The Asian Development Bank (ADB) has cautioned Pakistan that merely expanding the tax net is not enough to improve revenues unless backed by an effective strategy focused on compliance and enforcement. In a policy guide released Tuesday, the ADB highlighted the shortcomings of Pakistan’s current tax reforms and urged a balanced, evidence-based approach.
The report stressed that Pakistan’s past experience shows that increasing the number of tax filers without ensuring actual compliance leads to minimal revenue gains and higher administrative costs. Between 2007 and 2019, Pakistan tripled the number of tax filers, especially after enforcement measures in 2014, but the income tax-to-GDP ratio remained stagnant at 3–4%.
The ADB emphasized that new filers often declared little or no taxable income, and withholding taxes and transaction bans increased bureaucratic hurdles without boosting revenue. It added that unless policies aim for broader goals like transparency, financial inclusion, or formalization of the economy, they cannot be justified just on fiscal grounds.

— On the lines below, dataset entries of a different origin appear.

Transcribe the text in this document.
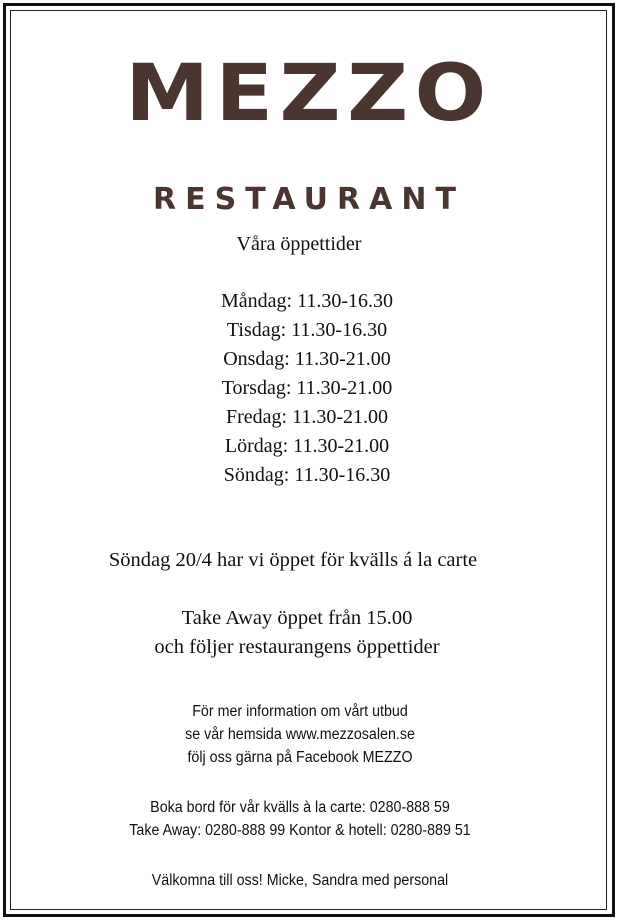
MEZZO
RESTAURANT
Våra öppettider
Måndag: 11.30-16.30
Tisdag: 11.30-16.30
Onsdag: 11.30-21.00
Torsdag: 11.30-21.00
Fredag: 11.30-21.00
Lördag: 11.30-21.00
Söndag: 11.30-16.30
Söndag 20/4 har vi öppet för kvälls á la carte
Take Away öppet från 15.00
och följer restaurangens öppettider
För mer information om vårt utbud
se vår hemsida www.mezzosalen.se
följ oss gärna på Facebook MEZZO
Boka bord för vår kvälls à la carte: 0280-888 59
Take Away: 0280-888 99 Kontor & hotell: 0280-889 51
Välkomna till oss! Micke, Sandra med personal
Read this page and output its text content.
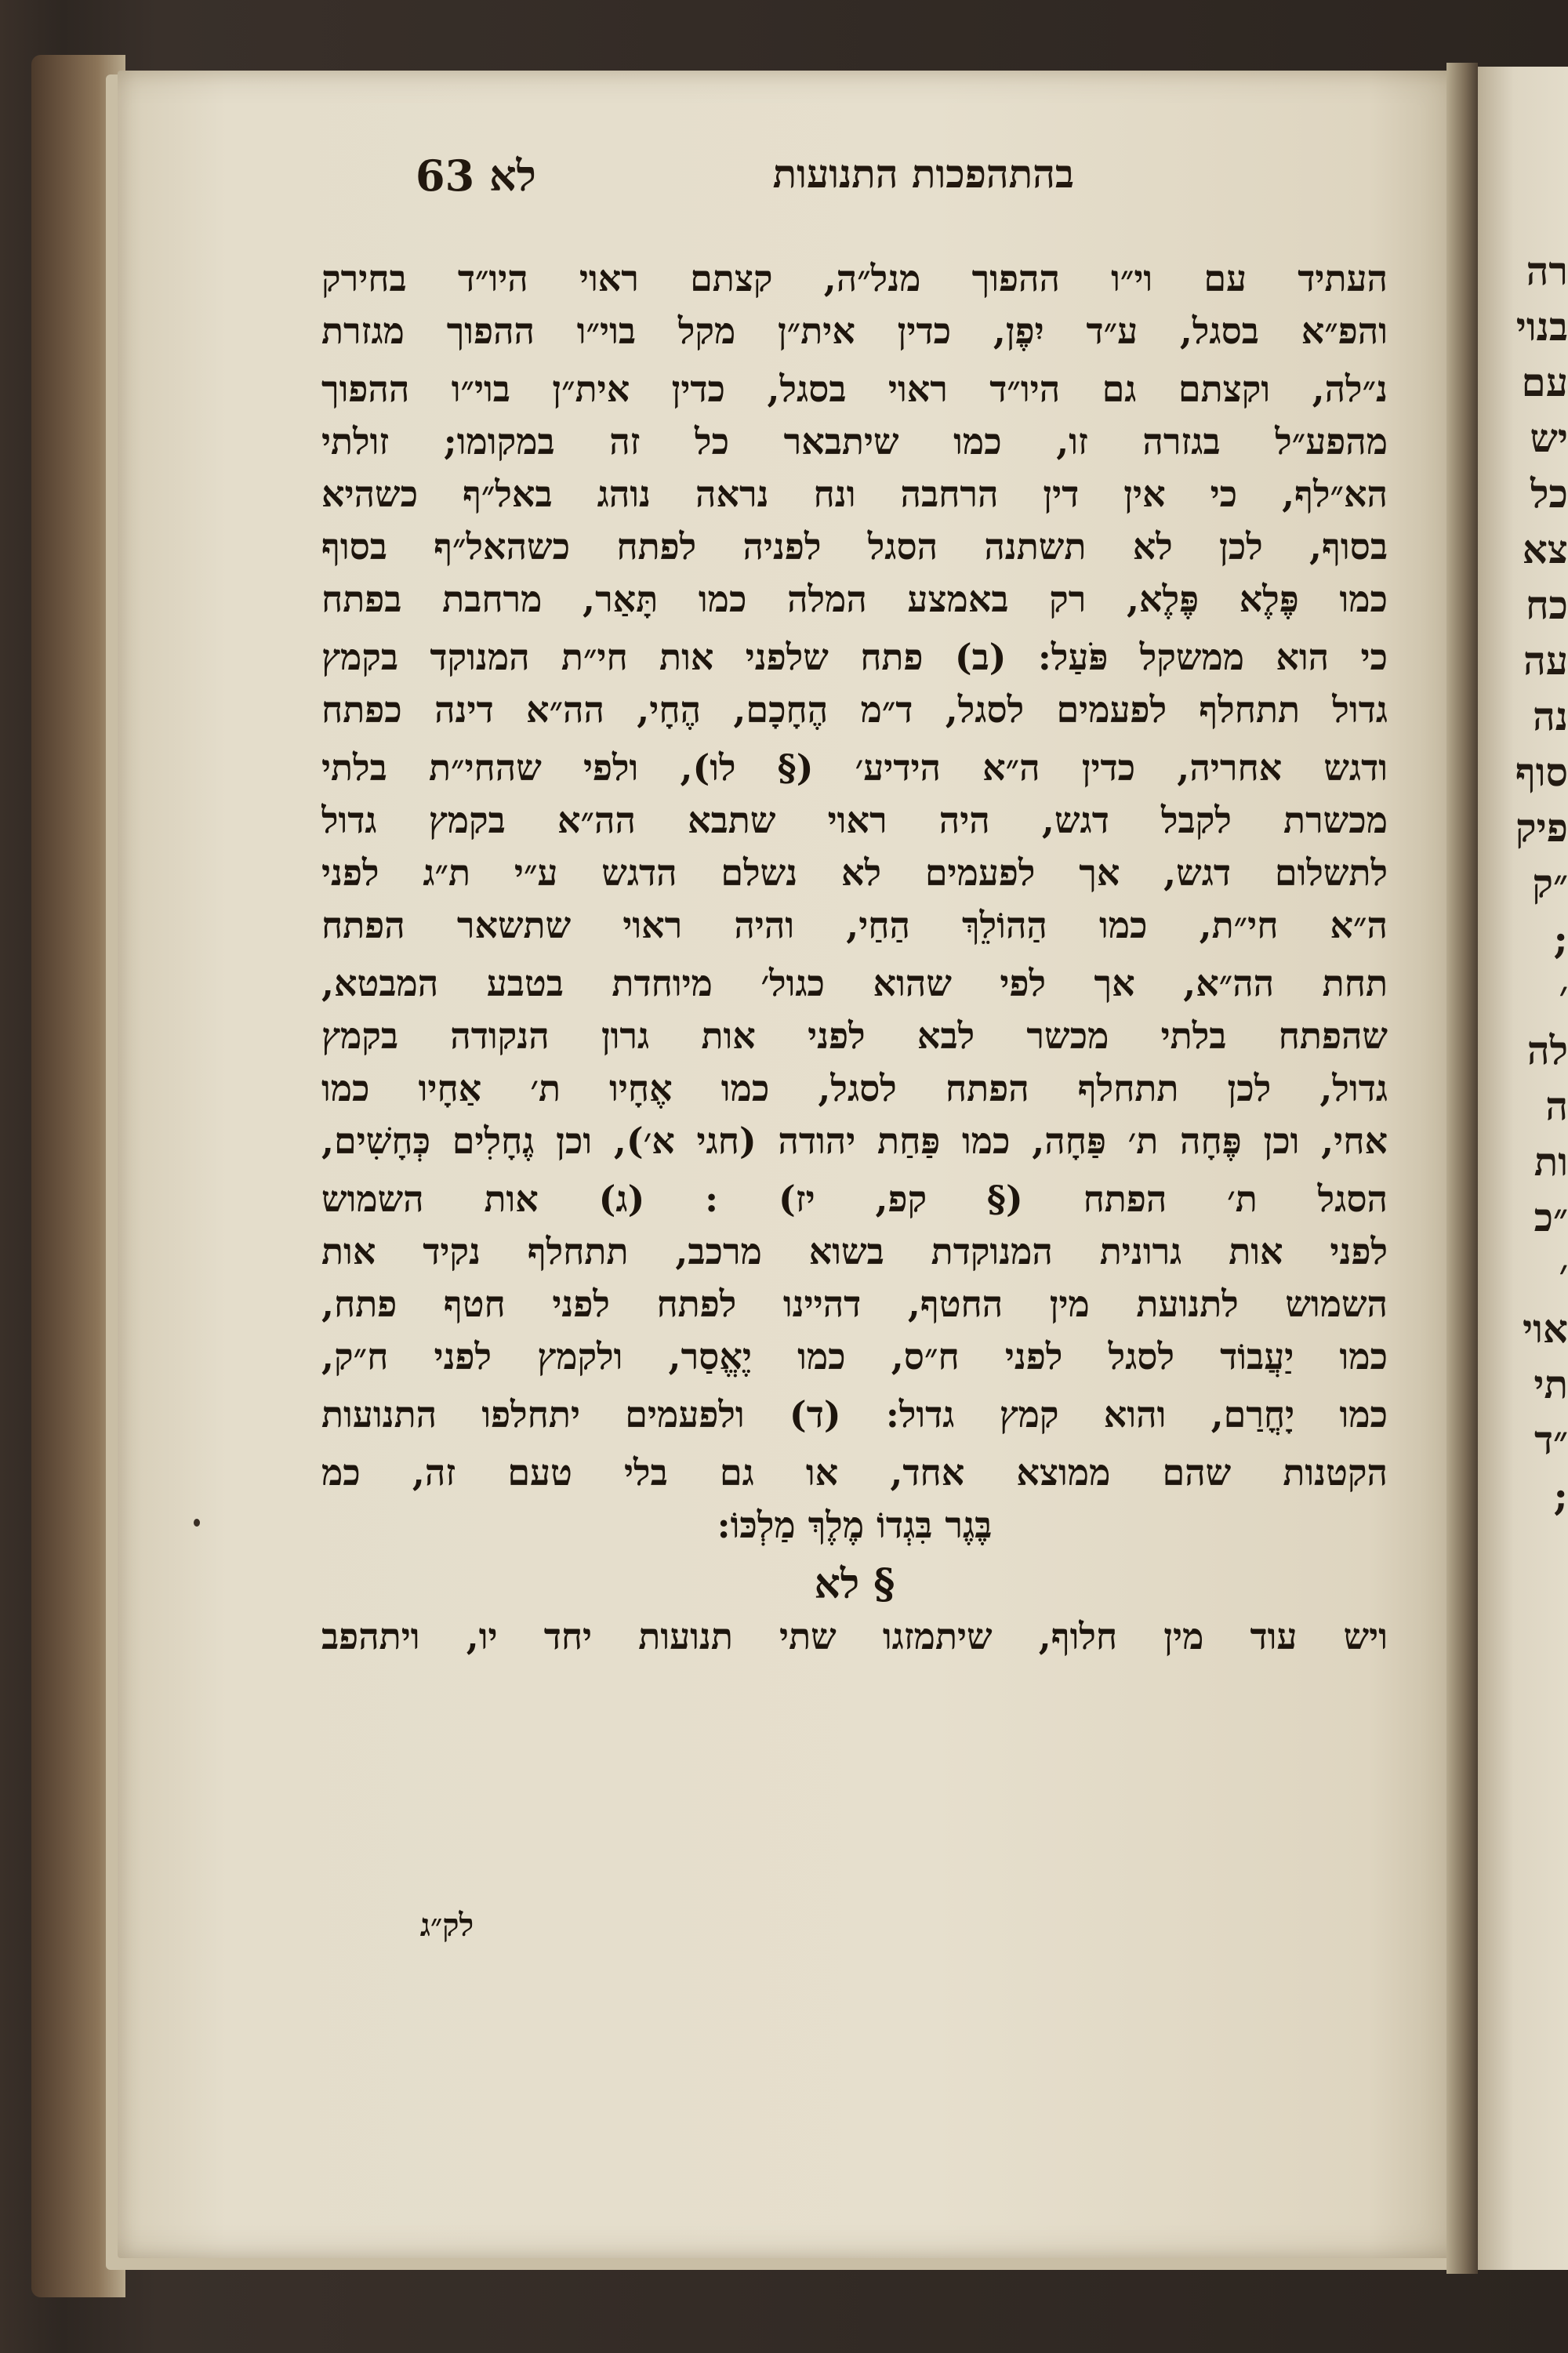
רה
בנוי
עם
יש
כל
צא
כח
עה
נה
סוף
פיק
״ק
;
׳
לה
ה
ות
״כ
׳
אוי
תי
״ד
;
בהתהפכות התנועות
לא 63
העתיד עם וי״ו ההפוך מנל״ה, קצתם ראוי היו״ד בחירק
והפ״א בסגל, ע״ד יִפֶן, כדין אית״ן מקל בוי״ו ההפוך מגזרת
נ״לה, וקצתם גם היו״ד ראוי בסגל, כדין אית״ן בוי״ו ההפוך
מהפע״ל בגזרה זו, כמו שיתבאר כל זה במקומו; זולתי
הא״לף, כי אין דין הרחבה ונח נראה נוהג באל״ף כשהיא
בסוף, לכן לא תשתנה הסגל לפניה לפתח כשהאל״ף בסוף
כמו פֶּלֶא פֶּלֶא, רק באמצע המלה כמו תָּאַר, מרחבת בפתח
כי הוא ממשקל פֹּעַל: (ב) פתח שלפני אות חי״ת המנוקד בקמץ
גדול תתחלף לפעמים לסגל, ד״מ הֶחָכָם, הֶחָי, הה״א דינה כפתח
ודגש אחריה, כדין ה״א הידיע׳ (§ לו), ולפי שהחי״ת בלתי
מכשרת לקבל דגש, היה ראוי שתבא הה״א בקמץ גדול
לתשלום דגש, אך לפעמים לא נשלם הדגש ע״י ת״ג לפני
ה״א חי״ת, כמו הַהוֹלֵךְ הַחַי, והיה ראוי שתשאר הפתח
תחת הה״א, אך לפי שהוא כגול׳ מיוחדת בטבע המבטא,
שהפתח בלתי מכשר לבא לפני אות גרון הנקודה בקמץ
גדול, לכן תתחלף הפתח לסגל, כמו אֶחָיו ת׳ אַחָיו כמו
אחי, וכן פֶּחָה ת׳ פַּחָה, כמו פַּחַת יהודה (חגי א׳), וכן גֶחָלִים כְּחָשִׁים,
הסגל ת׳ הפתח (§ קפ, יז) : (ג) אות השמוש
לפני אות גרונית המנוקדת בשוא מרכב, תתחלף נקיד אות
השמוש לתנועת מין החטף, דהיינו לפתח לפני חטף פתח,
כמו יַעֲבוֹד לסגל לפני ח״ס, כמו יֶאֱסַר, ולקמץ לפני ח״ק,
כמו יָחֳרַם, והוא קמץ גדול: (ד) ולפעמים יתחלפו התנועות
הקטנות שהם ממוצא אחד, או גם בלי טעם זה, כמ
בֶּגֶר בִּגְדוֹ מֶלֶךְ מַלְכּוֹ:
§ לא
ויש עוד מין חלוף, שיתמזגו שתי תנועות יחד יו, ויתהפב
לק״ג
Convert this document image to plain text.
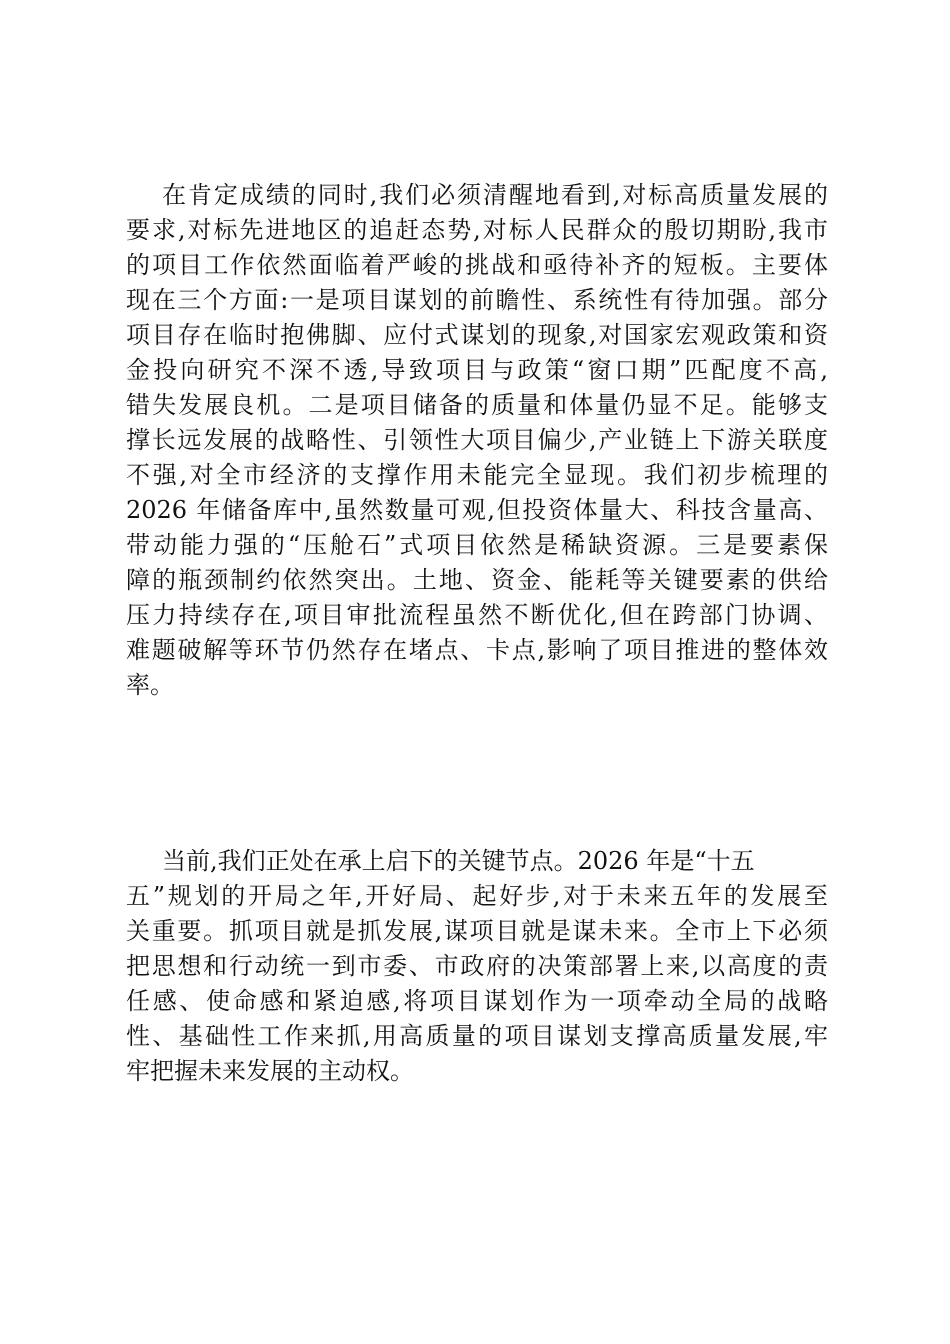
在肯定成绩的同时,我们必须清醒地看到,对标高质量发展的
要求,对标先进地区的追赶态势,对标人民群众的殷切期盼,我市
的项目工作依然面临着严峻的挑战和亟待补齐的短板。主要体
现在三个方面:一是项目谋划的前瞻性、系统性有待加强。部分
项目存在临时抱佛脚、应付式谋划的现象,对国家宏观政策和资
金投向研究不深不透,导致项目与政策“窗口期”匹配度不高,
错失发展良机。二是项目储备的质量和体量仍显不足。能够支
撑长远发展的战略性、引领性大项目偏少,产业链上下游关联度
不强,对全市经济的支撑作用未能完全显现。我们初步梳理的
2026 年储备库中,虽然数量可观,但投资体量大、科技含量高、
带动能力强的“压舱石”式项目依然是稀缺资源。三是要素保
障的瓶颈制约依然突出。土地、资金、能耗等关键要素的供给
压力持续存在,项目审批流程虽然不断优化,但在跨部门协调、
难题破解等环节仍然存在堵点、卡点,影响了项目推进的整体效
率。
当前,我们正处在承上启下的关键节点。2026 年是“十五
五”规划的开局之年,开好局、起好步,对于未来五年的发展至
关重要。抓项目就是抓发展,谋项目就是谋未来。全市上下必须
把思想和行动统一到市委、市政府的决策部署上来,以高度的责
任感、使命感和紧迫感,将项目谋划作为一项牵动全局的战略
性、基础性工作来抓,用高质量的项目谋划支撑高质量发展,牢
牢把握未来发展的主动权。
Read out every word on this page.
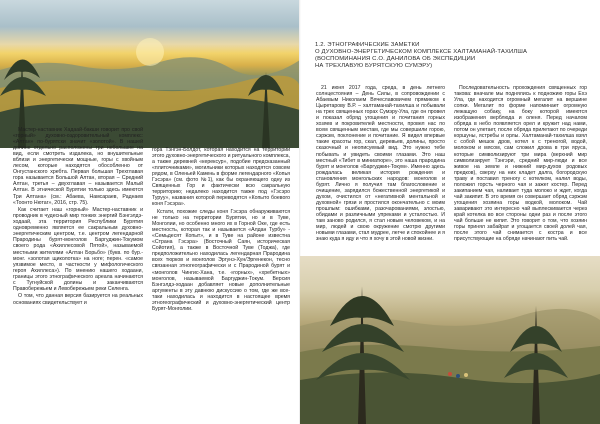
Мастер-наставник Хадаай-бакши говорит про свой «горный» духовно-оздоровительный комплекс: «Алтан» по-бурятски значит «золотой». В нашей долине отдельно расположены три небольшие на вид, если смотреть издалека, но внушительные вблизи и энергетически мощные, горы с хвойным лесом, которые находятся обособленно от Онгустанского хребта. Первая большая Трехглавая гора называется Большой Алтан, вторая – Средний Алтан, третья – двухглавая – называется Малый Алтан. В этнической Бурятии только здесь имеются Три Алтана» (см.: Абаева, Намсараев, Раднаев «Тоонто Нютаг», 2016, стр. 75).

Как считает наш «горный» Мастер-наставник и проводник в чудесный мир тонких энергий Бэнгэлдэ-ходаай, эта территория Республики Бурятия одновременно является ее сакральным духовно-энергетическим центром, т.е. центром легендарной Прародины бурят-монголов Баргуджин-Токумом своего рода «Ахиллесовой Пятой», называемой местными жителями «Алтан Борьбо» (букв. по бур.-монг. «золотая щиколотка» на ноге; перен. «самое уязвимое место, в частности у мифологического героя Ахиллеса»). По мнению нашего ходаани, границы этого этнографического ареала начинаются с Тугнуйской долины и заканчиваются Правобережьем и Левобережьем реки Селенга.

О том, что данная версия базируется на реальных основаниях свидетельствует и

гора Тэнгэн-Болдот, которая находится на территории этого духовно-энергетического и ритуального комплекса, а также деревней «керексур», подобие предсказанный «плиточниками», могильники которых находятся совсем рядом, в Оленьей Камень в форме легендарного «Копья Гэсэра» (см. фото №1), как бы охраняющего одну из Священных Гор и фактически всю сакральную территорию; недалеко находится также под «Гэсэро Туруу», названия которой переводятся «Копыто боевого коня Гэсэра».

Кстати, похожие следы коня Гэсэра обнаруживаются не только на территории Бурятии, но и в Туве, Монголии, но особенно много их в Горной Оке, где есть местность, которая так и называется «Алдан Турбу» - «Семьдесят Копыт», и в Туве на районе известна «Страна Гэсэра» (Восточный Саян, историческая Сойотия), а также в Восточной Туве (Тоджа), где предположительно находилась легендарная Прародина всех тюрков и монголов Эргунэ-Хун/Эргенекон, тесно связанная этногеографически и с Прародиной бурят и «монголов Чингис-Хана, т.е. «горных», «хребетных» монголов, называемой Баргуджин-Токум. Версия Бэнгэлдэ-ходаан добавляет новые дополнительные аргументы в эту давнюю дискуссию о том, где же все-таки находилась и находится в настоящее время этногеографический и духовно-энергетический центр Бурят-Монголии.

1.2. ЭТНОГРАФИЧЕСКИЕ ЗАМЕТКИ
О ДУХОВНО-ЭНЕРГЕТИЧЕСКОМ КОМПЛЕКСЕ ХАЛТАМАНАЙ-ТАХИЛША
(ВОСПОМИНАНИЯ С.О. ДАНИЛОВА ОБ ЭКСПЕДИЦИИ
НА ТРЕХЛАВУЮ БУРЯТСКУЮ СУМЭРУ)

21 июня 2017 года, среда, в день летнего солнцестояния – День Силы, в сопровождении с Абаевым Николаем Вячеславовичем прямиком к Цыретарову В.Р. – халтаманай-тахилша и побывали на трех священных горах Сумэру-Ула, где он провел и показал обряд угощения и почитания горных хозяев и покровителей местности, провел нас по всем священным местам, где мы совершили горою, сэржэм, поклонение и почитание. Я видел впервые такие красоты гор, скал, деревьев, долины, просто сказочный и неописуемый вид. Это нужно тебе побывать и увидеть своими глазами. Это наш местный «Тибет в миниатюре», это наша прародина бурят и монголов «Баргуджин-Токум». Именно здесь рождалась великая история рождения и становления монгольских народов: монголов и бурят. Лично я получил там благословение и очищение, зарядился божественной энергетикой и духом, очистился от «негативной ментальной и духовной» грязи и простился окончательно с моим прошлым: ошибками, разочарованиями, злостью, обидами и различными упреками и усталостью. И там заново родился, я стал новым человеком, и на мир, людей и свою окружение смотрю другими новыми глазами, стал мудрее, легче и спокойнее и я знаю куда я иду и что я хочу в этой новой жизни.

Последовательность прохождения священных гор такова: вначале мы поднялись к подножию горы Ехэ Ула, где находится огромный мегалит на вершине сопки. Мегалит по форме напоминает огромную лежащую собаку, на боку которой имеются изображения верблюда и оленя. Перед началом обряда в небо появляется орел и кружит над нами, потом он улетает, после обряда прилетают по очереди коршуны, ястребы и орлы. Халтаманай-тахилша взял с собой мешок дров, котел к с треногой, водой, молоком и мясом, сам сложил дрова в три яруса, которые символизируют три мира (верхний мир символизирует Тэнгэри, средний мир-люди и все живое на земле и нижний мир-духов родовых предков), сверху на них кладет далга, богородскую траву и поставил треногу с котелком, налил воды, положил горсть черного чая и зажег костер. Перед закипанием чая, наливает туда молоко и ждет, когда чай закипит. В это время он совершает обряд сэржэм угощения хозяина горы водкой, молоком. Чай заваривают это интересно чай выплескивается через край котелка во все стороны одни раз и после этого чай больше не кипит. Это говорит о том, что хозяин горы принял забайрат и угощается своей долей чая, после этого чай снимается с костра и все присутствующие на обряде начинают пить чай.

The bank urged policymakers to gather systematic evidence comparing the return on investment between tax net expansion and compliance improvements. It said the tax net should be expanded only when non-revenue benefits, like economic formalization or better data, outweigh the costs to taxpayers and the government.
From 2014 to 2021, Pakistan tripled the size of its formal economy, but tax revenues stayed nearly unchanged from 2007 levels. This, the report concluded, shows that formalization alone does not guarantee higher revenues. ADB warned that without revisiting its tax strategy, Pakistan risks overburdening taxpayers and administrators while failing to meet fiscal stability goals.